C’è una cosa del praticare all’aperto che mi piace particolarmente. È quella sensazione a cui è difficile dare un nome perché è un meraviglioso miscuglio tra l’essere sprotetti e il sentirsi a casa.
Non ci sono mura a difendere la nostra corazza, non c’è la perfezione del pavimento, la luce giusta o la temperatura ideale; siamo un po’ costretti a tirar fuori la nostra selvatichezza quando siamo in natura, a fare i conti con qualcosa di imprevedibile che può infastidirci all’improvviso: una formica che cammina sul braccio mentre stiamo distesi, un insetto che ci ronza intorno durante la meditazione o il gatto che vuole farsi le unghie sul nostro tappetino quando siamo impegnati a mantenere una posizione.
È per noi una grande possibilità su diversi fronti; è un ritorno alle origini, a chi siamo per davvero.
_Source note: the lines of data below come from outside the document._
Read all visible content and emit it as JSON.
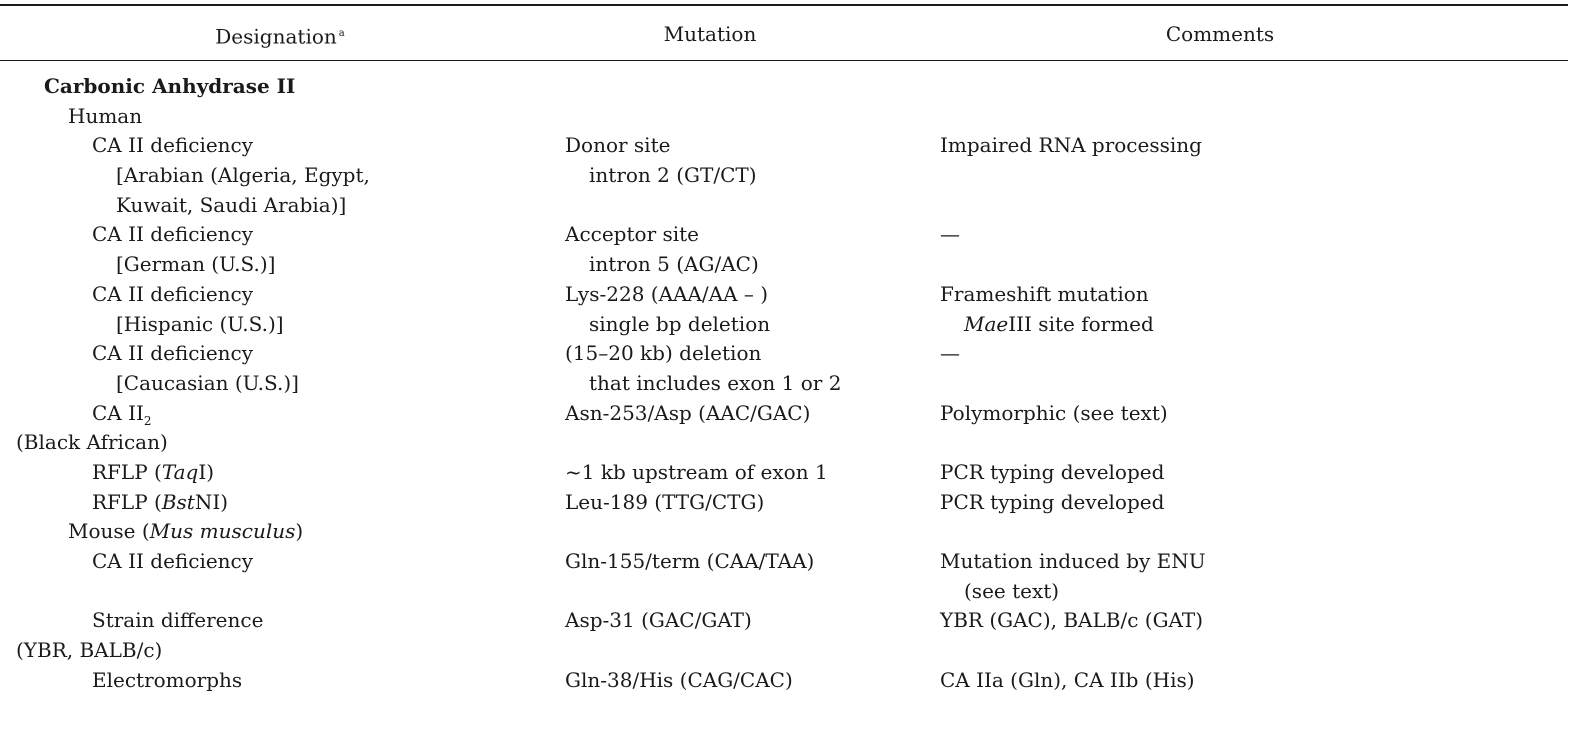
{
  "header": {
    "designation": "Designation",
    "designation_note": "a",
    "mutation": "Mutation",
    "comments": "Comments"
  },
  "section": "Carbonic Anhydrase II",
  "human": {
    "label": "Human",
    "r1": {
      "d1": "CA II deficiency",
      "d2": "[Arabian (Algeria, Egypt,",
      "d3": "Kuwait, Saudi Arabia)]",
      "m1": "Donor site",
      "m2": "intron 2 (GT/CT)",
      "c1": "Impaired RNA processing"
    },
    "r2": {
      "d1": "CA II deficiency",
      "d2": "[German (U.S.)]",
      "m1": "Acceptor site",
      "m2": "intron 5 (AG/AC)",
      "c1": "—"
    },
    "r3": {
      "d1": "CA II deficiency",
      "d2": "[Hispanic (U.S.)]",
      "m1": "Lys-228 (AAA/AA – )",
      "m2": "single bp deletion",
      "c1": "Frameshift mutation",
      "c2_ital": "Mae",
      "c2_rest": "III site formed"
    },
    "r4": {
      "d1": "CA II deficiency",
      "d2": "[Caucasian (U.S.)]",
      "m1": "(15–20 kb) deletion",
      "m2": "that includes exon 1 or 2",
      "c1": "—"
    },
    "r5": {
      "d1_main": "CA II",
      "d1_sub": "2",
      "d2": "(Black African)",
      "m1": "Asn-253/Asp (AAC/GAC)",
      "c1": "Polymorphic (see text)"
    },
    "r6": {
      "d1_pre": "RFLP (",
      "d1_ital": "Taq",
      "d1_post": "I)",
      "m1": "~1 kb upstream of exon 1",
      "c1": "PCR typing developed"
    },
    "r7": {
      "d1_pre": "RFLP (",
      "d1_ital": "Bst",
      "d1_post": "NI)",
      "m1": "Leu-189 (TTG/CTG)",
      "c1": "PCR typing developed"
    }
  },
  "mouse": {
    "label_pre": "Mouse (",
    "label_ital": "Mus musculus",
    "label_post": ")",
    "r1": {
      "d1": "CA II deficiency",
      "m1": "Gln-155/term (CAA/TAA)",
      "c1": "Mutation induced by ENU",
      "c2": "(see text)"
    },
    "r2": {
      "d1": "Strain difference",
      "d2": "(YBR, BALB/c)",
      "m1": "Asp-31 (GAC/GAT)",
      "c1": "YBR (GAC), BALB/c (GAT)"
    },
    "r3": {
      "d1": "Electromorphs",
      "m1": "Gln-38/His (CAG/CAC)",
      "c1": "CA IIa (Gln), CA IIb (His)"
    }
  }
}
Sentire le asperità del terreno su cui posiamo i piedi invitarci a rafforzare il nostro stare; ascoltare come ciò che succede intorno sia in realtà una danza per noi: lo stesso spazio del cielo possiamo portarcelo dentro, lo stesso grido libero delle rondini possiamo cercarlo quando ci sentiamo ristretti tra il fare e il pensare.E non c’è bisogno di nulla se non di aprirci e ritornare al quel semplice senso di appartenenza perché noi siamo anche lì fuori.
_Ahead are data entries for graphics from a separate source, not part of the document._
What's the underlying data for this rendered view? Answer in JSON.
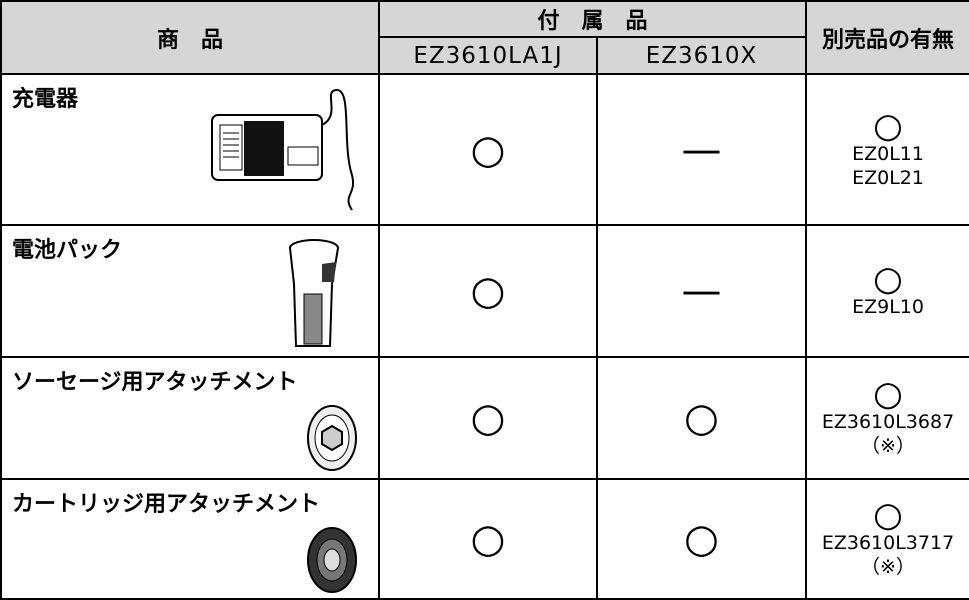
{
  "table": {
    "header": {
      "product": "商　品",
      "accessories": "付　属　品",
      "models": [
        "EZ3610LA1J",
        "EZ3610X"
      ],
      "separate": "別売品の有無"
    },
    "rows": [
      {
        "name": "充電器",
        "cells": [
          "○",
          "—"
        ],
        "separate": {
          "mark": "○",
          "parts": [
            "EZ0L11",
            "EZ0L21"
          ]
        }
      },
      {
        "name": "電池パック",
        "cells": [
          "○",
          "—"
        ],
        "separate": {
          "mark": "○",
          "parts": [
            "EZ9L10"
          ]
        }
      },
      {
        "name": "ソーセージ用アタッチメント",
        "cells": [
          "○",
          "○"
        ],
        "separate": {
          "mark": "○",
          "parts": [
            "EZ3610L3687",
            "（※）"
          ]
        }
      },
      {
        "name": "カートリッジ用アタッチメント",
        "cells": [
          "○",
          "○"
        ],
        "separate": {
          "mark": "○",
          "parts": [
            "EZ3610L3717",
            "（※）"
          ]
        }
      }
    ]
  }
}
Ieri sera è stata una poesia di Thich Nhat Hanh ad accompagnarci. “Interessere”.
Una parola che ha tutto il sapore dell’incontro perché essere –qui in questo mondo, in questa vita- presuppone sempre anche un inter- un essere collegati al resto.
E ieri sera , ancora una volta, siamo stati cielo e prato, alberi e voli.